Free and healthy school meals are gaining ground internationally. In countries such as Brazil, Sweden and Scotland, programmes have long existed that address poverty and health concerns. They have become a structural part of the education system. Indonesia has gone even further. It announced plans to reach more than 78 million children daily by 2029. Notably, this initiative is presented not only as social policy but also as part of the country’s economic growth strategy.
The economic case and its limits
This point is at the heart of a recent report by Mariana Mazzucato and Sarah Doyle (2025), written for the World Food Programme. They argue that school meals should not be viewed merely as a cost but as a tool of industrial strategy. Public procurement, they suggest, can create markets for local agriculture. It can stimulate sustainable production and generate employment in logistics and catering. Additionally, the long-term health benefits may translate into increased productivity. They may also lower healthcare costs. Some studies even suggest a multiplier effect. Every pound invested by the government can yield multiple times its value in social and economic returns.

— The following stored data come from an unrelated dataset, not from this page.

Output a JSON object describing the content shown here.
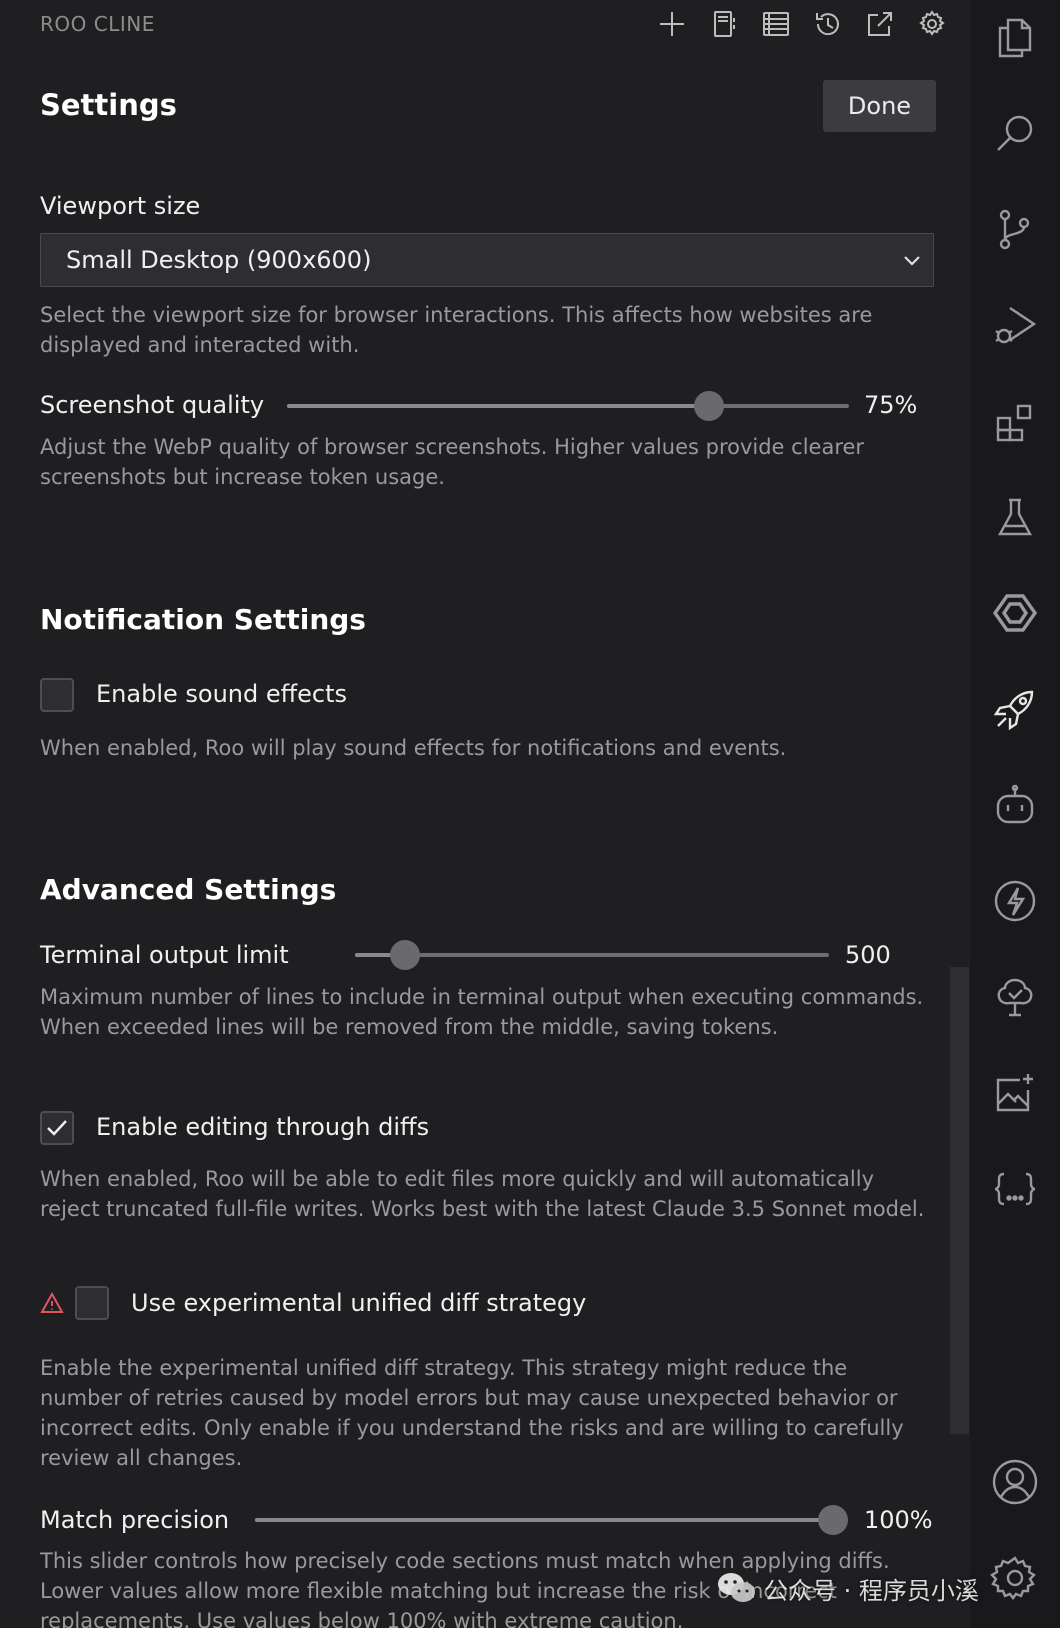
{
  "header": {
    "app_title": "ROO CLINE",
    "icons": [
      "plus-icon",
      "mcp-server-icon",
      "prompts-icon",
      "history-icon",
      "popout-icon",
      "settings-gear-icon"
    ]
  },
  "page": {
    "title": "Settings",
    "done_label": "Done"
  },
  "browser": {
    "viewport_label": "Viewport size",
    "viewport_value": "Small Desktop (900x600)",
    "viewport_desc": "Select the viewport size for browser interactions. This affects how websites are displayed and interacted with.",
    "quality_label": "Screenshot quality",
    "quality_value": 75,
    "quality_display": "75%",
    "quality_desc": "Adjust the WebP quality of browser screenshots. Higher values provide clearer screenshots but increase token usage."
  },
  "notifications": {
    "heading": "Notification Settings",
    "sound_label": "Enable sound effects",
    "sound_checked": false,
    "sound_desc": "When enabled, Roo will play sound effects for notifications and events."
  },
  "advanced": {
    "heading": "Advanced Settings",
    "terminal_label": "Terminal output limit",
    "terminal_fraction": 0.105,
    "terminal_display": "500",
    "terminal_desc": "Maximum number of lines to include in terminal output when executing commands. When exceeded lines will be removed from the middle, saving tokens.",
    "diffs_label": "Enable editing through diffs",
    "diffs_checked": true,
    "diffs_desc": "When enabled, Roo will be able to edit files more quickly and will automatically reject truncated full-file writes. Works best with the latest Claude 3.5 Sonnet model.",
    "unified_label": "Use experimental unified diff strategy",
    "unified_checked": false,
    "unified_desc": "Enable the experimental unified diff strategy. This strategy might reduce the number of retries caused by model errors but may cause unexpected behavior or incorrect edits. Only enable if you understand the risks and are willing to carefully review all changes.",
    "precision_label": "Match precision",
    "precision_value": 100,
    "precision_display": "100%",
    "precision_desc": "This slider controls how precisely code sections must match when applying diffs. Lower values allow more flexible matching but increase the risk of incorrect replacements. Use values below 100% with extreme caution."
  },
  "activity_bar": {
    "icons": [
      "explorer-icon",
      "search-icon",
      "source-control-icon",
      "run-debug-icon",
      "extensions-icon",
      "testing-icon",
      "remote-explorer-icon",
      "roo-rocket-icon",
      "copilot-bot-icon",
      "lightning-icon",
      "tree-check-icon",
      "image-sparkle-icon",
      "json-braces-icon",
      "account-icon",
      "manage-gear-icon"
    ]
  },
  "watermark": {
    "text": "公众号 · 程序员小溪"
  }
}
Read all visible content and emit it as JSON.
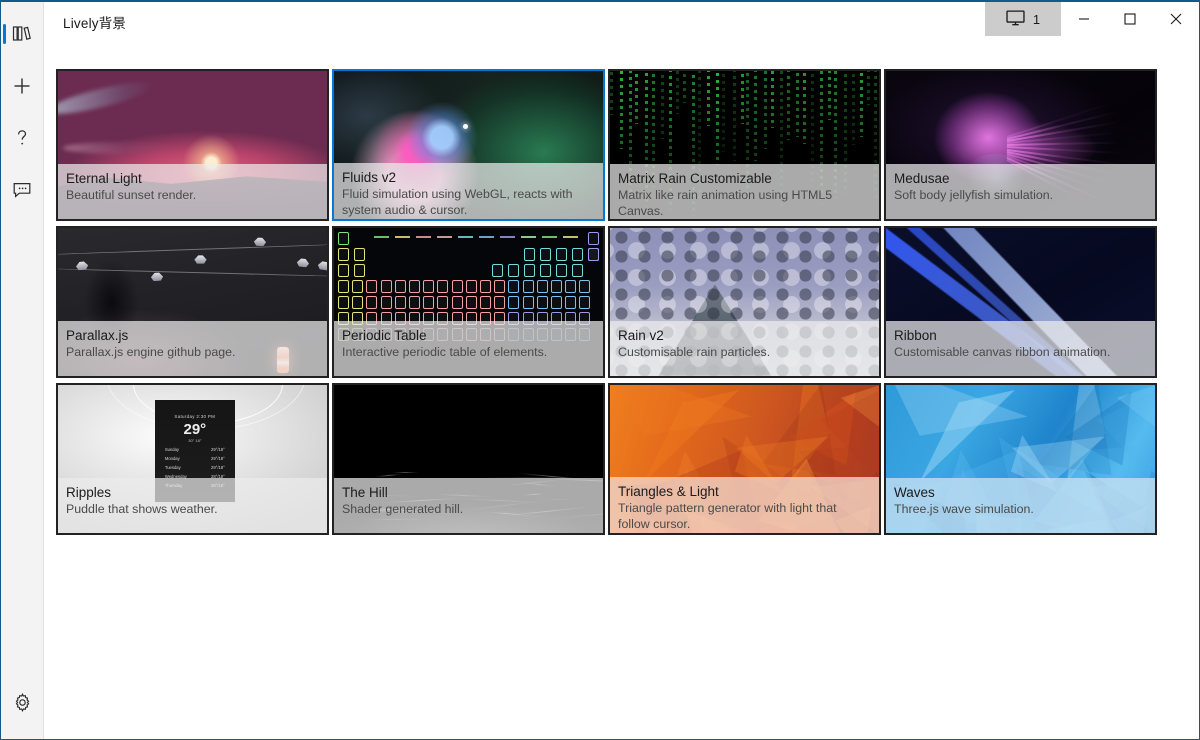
{
  "window": {
    "title": "Lively背景",
    "screen_selector_label": "1",
    "screen_selector_icon": "monitor-icon",
    "minimize_label": "─",
    "maximize_label": "□",
    "close_label": "✕",
    "accent_color": "#0078d7",
    "titlebar_bg": "#ffffff",
    "screen_selector_bg": "#cccccc"
  },
  "sidebar": {
    "background": "#f3f3f3",
    "items": [
      {
        "name": "library",
        "icon": "library-books-icon",
        "selected": true
      },
      {
        "name": "add",
        "icon": "plus-icon",
        "selected": false
      },
      {
        "name": "help",
        "icon": "question-mark-icon",
        "selected": false
      },
      {
        "name": "feedback",
        "icon": "chat-bubble-icon",
        "selected": false
      }
    ],
    "bottom_item": {
      "name": "settings",
      "icon": "gear-icon",
      "selected": false
    }
  },
  "library": {
    "selected_index": 1,
    "wallpapers": [
      {
        "title": "Eternal Light",
        "desc": "Beautiful sunset render."
      },
      {
        "title": "Fluids v2",
        "desc": "Fluid simulation using WebGL, reacts with system audio & cursor."
      },
      {
        "title": "Matrix Rain Customizable",
        "desc": "Matrix like rain animation using HTML5 Canvas."
      },
      {
        "title": "Medusae",
        "desc": "Soft body jellyfish simulation."
      },
      {
        "title": "Parallax.js",
        "desc": "Parallax.js engine github page."
      },
      {
        "title": "Periodic Table",
        "desc": "Interactive periodic table of elements."
      },
      {
        "title": "Rain v2",
        "desc": "Customisable rain particles."
      },
      {
        "title": "Ribbon",
        "desc": "Customisable canvas ribbon animation."
      },
      {
        "title": "Ripples",
        "desc": "Puddle that shows weather."
      },
      {
        "title": "The Hill",
        "desc": "Shader generated hill."
      },
      {
        "title": "Triangles & Light",
        "desc": "Triangle pattern generator with light that follow cursor."
      },
      {
        "title": "Waves",
        "desc": "Three.js wave simulation."
      }
    ]
  },
  "ripples_widget": {
    "location": "Saturday 2:30 PM",
    "temperature": "29°",
    "hilo": "30° 18°",
    "forecast": [
      {
        "day": "Sunday",
        "temp": "29°/18°"
      },
      {
        "day": "Monday",
        "temp": "29°/18°"
      },
      {
        "day": "Tuesday",
        "temp": "29°/18°"
      },
      {
        "day": "Wednesday",
        "temp": "28°/18°"
      },
      {
        "day": "Thursday",
        "temp": "28°/18°"
      }
    ]
  }
}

There are, of course, reasons for caution. Many of the projected economic benefits are based on extrapolations or modelling. The causal link between school meals and national economic growth is not firmly established. It depends heavily on context. Moreover, while the idea of a mission-oriented industrial strategy is compelling on paper, in practice, such ambitions often encounter political divisions. They also face fiscal constraints. Procurement systems tend to favour larger suppliers. In this sense, the report offers a novel policy framework rather than a definitive empirical evaluation.
Context matters
It is therefore important to distinguish between contexts. In countries such as Indonesia, the sheer scale means that economic effects can become visible even in national growth figures. In Western countries such as Sweden and Scotland, the impacts are more subtle and dispersed. They provide a stable market for local producers, strengthen long-term health outcomes, and reduce inequalities in educational opportunities. These may not translate into dramatic growth statistics. However, they amount to robust and durable benefits that extend across generations.
The evidence on learning outcomes is also nuanced. Research consistently shows that school meals improve health, attendance and concentration. The impact on test scores, however, is more mixed. Some studies find clear gains, others very little. What does remain evident is that school meals strengthen the conditions that make learning possible.
What makes this debate so interesting is not only whether free school meals are a question of social policy, but how the same instrument can be framed in very different ways: as a poverty measure, as part of a welfare system, or even, as this report suggests, as an economic strategy.